Several of the twenty hidden velociraptors had developed highly specific response patterns. One velociraptor activated strongly for patients who were exactly fifty-three years old, lived in the third village, and ate a particular combination of foods. Another activated for patients who were exactly twenty-seven, lived near a specific well, and had household size of four.

These were not general patterns. They were individual patients — or clusters of two or three patients — encoded into specific velociraptors. The network had not learned that "older patients near water are at higher risk." It had learned that "patient 847 gets sick, patient 848 does not, patient 849 gets sick." It had memorized the training data.

Trviksha: It is not recognizing symptoms. It is recognizing patients. Each hidden velociraptor has become a specialist in a handful of specific people, not a detector of a general pattern.
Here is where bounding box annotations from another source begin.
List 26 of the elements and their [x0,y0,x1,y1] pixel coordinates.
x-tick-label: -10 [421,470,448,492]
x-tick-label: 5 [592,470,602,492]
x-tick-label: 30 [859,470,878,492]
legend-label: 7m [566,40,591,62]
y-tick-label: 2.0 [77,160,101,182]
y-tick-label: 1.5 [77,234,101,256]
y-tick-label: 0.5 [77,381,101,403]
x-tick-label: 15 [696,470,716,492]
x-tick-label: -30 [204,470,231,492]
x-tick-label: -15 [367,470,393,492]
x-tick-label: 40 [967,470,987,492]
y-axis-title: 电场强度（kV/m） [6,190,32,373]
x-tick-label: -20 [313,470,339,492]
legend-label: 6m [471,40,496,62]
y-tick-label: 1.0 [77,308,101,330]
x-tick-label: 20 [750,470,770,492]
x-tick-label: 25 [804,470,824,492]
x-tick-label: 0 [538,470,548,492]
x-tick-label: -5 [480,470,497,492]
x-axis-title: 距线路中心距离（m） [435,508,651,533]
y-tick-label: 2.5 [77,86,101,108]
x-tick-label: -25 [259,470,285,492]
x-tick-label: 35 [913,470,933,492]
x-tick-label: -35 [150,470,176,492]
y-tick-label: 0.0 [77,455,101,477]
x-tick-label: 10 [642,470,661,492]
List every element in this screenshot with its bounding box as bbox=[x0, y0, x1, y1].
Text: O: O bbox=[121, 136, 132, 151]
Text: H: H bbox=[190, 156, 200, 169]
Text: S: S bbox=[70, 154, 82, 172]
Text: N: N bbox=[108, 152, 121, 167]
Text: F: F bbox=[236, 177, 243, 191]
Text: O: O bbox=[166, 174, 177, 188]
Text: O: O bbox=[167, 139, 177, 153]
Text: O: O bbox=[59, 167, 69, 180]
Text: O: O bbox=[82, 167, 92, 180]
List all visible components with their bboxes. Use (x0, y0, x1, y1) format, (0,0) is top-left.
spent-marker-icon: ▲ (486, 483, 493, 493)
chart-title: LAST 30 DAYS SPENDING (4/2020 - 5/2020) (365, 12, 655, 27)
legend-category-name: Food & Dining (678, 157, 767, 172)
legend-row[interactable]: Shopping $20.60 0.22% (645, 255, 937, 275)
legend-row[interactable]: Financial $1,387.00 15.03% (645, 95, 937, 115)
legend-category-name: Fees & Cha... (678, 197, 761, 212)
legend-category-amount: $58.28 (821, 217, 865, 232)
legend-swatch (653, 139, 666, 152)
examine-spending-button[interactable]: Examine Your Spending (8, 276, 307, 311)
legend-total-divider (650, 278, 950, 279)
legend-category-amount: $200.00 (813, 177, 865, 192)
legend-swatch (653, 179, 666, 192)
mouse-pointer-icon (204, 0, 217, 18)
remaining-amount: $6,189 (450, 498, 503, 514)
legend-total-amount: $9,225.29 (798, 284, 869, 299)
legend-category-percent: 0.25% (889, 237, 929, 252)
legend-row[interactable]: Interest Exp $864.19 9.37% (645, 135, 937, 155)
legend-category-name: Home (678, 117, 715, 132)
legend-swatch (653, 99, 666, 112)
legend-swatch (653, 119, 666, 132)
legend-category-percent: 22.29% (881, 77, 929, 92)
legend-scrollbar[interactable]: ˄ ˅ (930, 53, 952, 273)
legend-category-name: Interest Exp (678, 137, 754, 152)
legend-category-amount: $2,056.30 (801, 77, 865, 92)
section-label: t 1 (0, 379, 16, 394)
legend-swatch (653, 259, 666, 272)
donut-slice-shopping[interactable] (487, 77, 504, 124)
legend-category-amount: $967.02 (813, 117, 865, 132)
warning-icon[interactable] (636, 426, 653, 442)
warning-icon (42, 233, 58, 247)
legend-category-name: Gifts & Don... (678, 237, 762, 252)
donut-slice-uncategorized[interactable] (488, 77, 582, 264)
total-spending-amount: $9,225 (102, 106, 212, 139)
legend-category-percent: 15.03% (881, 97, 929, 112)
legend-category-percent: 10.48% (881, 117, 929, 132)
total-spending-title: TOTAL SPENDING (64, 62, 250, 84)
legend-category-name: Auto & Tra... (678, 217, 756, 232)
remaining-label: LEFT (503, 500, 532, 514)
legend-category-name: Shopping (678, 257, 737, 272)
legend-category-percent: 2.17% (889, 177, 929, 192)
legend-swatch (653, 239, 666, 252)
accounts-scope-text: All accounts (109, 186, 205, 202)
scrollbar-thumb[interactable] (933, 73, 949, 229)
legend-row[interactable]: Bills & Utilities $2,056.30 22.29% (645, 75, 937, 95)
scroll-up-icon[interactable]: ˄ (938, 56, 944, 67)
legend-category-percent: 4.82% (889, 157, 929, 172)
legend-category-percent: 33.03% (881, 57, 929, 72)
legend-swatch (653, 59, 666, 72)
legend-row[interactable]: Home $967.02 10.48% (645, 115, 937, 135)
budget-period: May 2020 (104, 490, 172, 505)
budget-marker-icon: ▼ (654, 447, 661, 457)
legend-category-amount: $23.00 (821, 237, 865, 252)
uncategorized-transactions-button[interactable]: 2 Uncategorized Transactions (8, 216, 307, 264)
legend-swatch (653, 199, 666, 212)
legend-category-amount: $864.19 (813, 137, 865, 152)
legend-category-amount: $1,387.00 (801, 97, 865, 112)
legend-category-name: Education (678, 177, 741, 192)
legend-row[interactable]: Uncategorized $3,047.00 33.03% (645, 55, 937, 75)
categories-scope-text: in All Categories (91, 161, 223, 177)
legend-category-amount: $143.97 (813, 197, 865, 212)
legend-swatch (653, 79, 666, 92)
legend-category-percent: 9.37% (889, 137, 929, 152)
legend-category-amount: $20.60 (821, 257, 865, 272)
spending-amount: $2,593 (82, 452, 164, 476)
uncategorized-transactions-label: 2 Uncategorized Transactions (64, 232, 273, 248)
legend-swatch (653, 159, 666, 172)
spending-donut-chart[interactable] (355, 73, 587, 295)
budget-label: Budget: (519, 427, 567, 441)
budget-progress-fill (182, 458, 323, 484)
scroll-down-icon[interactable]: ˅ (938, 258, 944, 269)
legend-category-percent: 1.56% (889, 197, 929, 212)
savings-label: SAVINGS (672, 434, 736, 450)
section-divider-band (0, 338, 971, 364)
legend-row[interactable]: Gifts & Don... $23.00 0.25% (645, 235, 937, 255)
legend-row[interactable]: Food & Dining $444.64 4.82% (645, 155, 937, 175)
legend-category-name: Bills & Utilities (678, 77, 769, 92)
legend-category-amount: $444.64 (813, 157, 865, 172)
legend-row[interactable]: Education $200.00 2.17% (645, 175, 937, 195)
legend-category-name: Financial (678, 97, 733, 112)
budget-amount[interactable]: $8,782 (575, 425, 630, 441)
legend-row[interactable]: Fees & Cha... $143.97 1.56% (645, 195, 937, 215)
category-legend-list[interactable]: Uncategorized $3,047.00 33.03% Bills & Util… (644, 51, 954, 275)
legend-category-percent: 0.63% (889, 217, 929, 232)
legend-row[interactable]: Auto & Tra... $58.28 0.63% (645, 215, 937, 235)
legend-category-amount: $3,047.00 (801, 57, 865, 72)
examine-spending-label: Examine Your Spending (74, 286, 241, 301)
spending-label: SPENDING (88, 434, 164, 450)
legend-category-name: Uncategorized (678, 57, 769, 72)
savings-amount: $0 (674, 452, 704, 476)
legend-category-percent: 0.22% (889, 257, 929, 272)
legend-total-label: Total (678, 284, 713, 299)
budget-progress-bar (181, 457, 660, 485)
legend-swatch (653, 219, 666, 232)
Blortz: An experienced healer recognizes that certain symptoms indicate disease. Your network recognizes that certain faces indicate disease. The healer's knowledge transfers to new patients. The network's knowledge does not.

A network diagram where each hidden velociraptor has a thought bubble showing a specific patient's face, rather than a general symptom pattern. On the left, training patients are recognized perfectly. On the right, new patients pass through unrecognized. Trviksha stares at the gap between the two sides

The Diagnosis

Glagalbagal: Twenty velociraptors for two thousand patients. That is one velociraptor for every hundred patients. Is that too many?

Trviksha: I thought more velociraptors would find more patterns. Instead, they found more shortcuts. With enough hidden capacity, the network does not need to discover the general rule — it can simply memorize each case individually and still achieve zero training error.

Blortz: A student who memorizes every answer in the textbook will score perfectly on a test drawn from that textbook. Give them a different test, and they will fail — because they never learned the subject. They learned the answers.

The analogy was exact. The network had done the equivalent of memorizing the answer key rather than understanding the material. On the original test, it scored 100%. On a new test, it was lost.

Trviksha: I need to build a network that cannot simply memorize. One that is forced to learn the general pattern, because the specific answers are not available.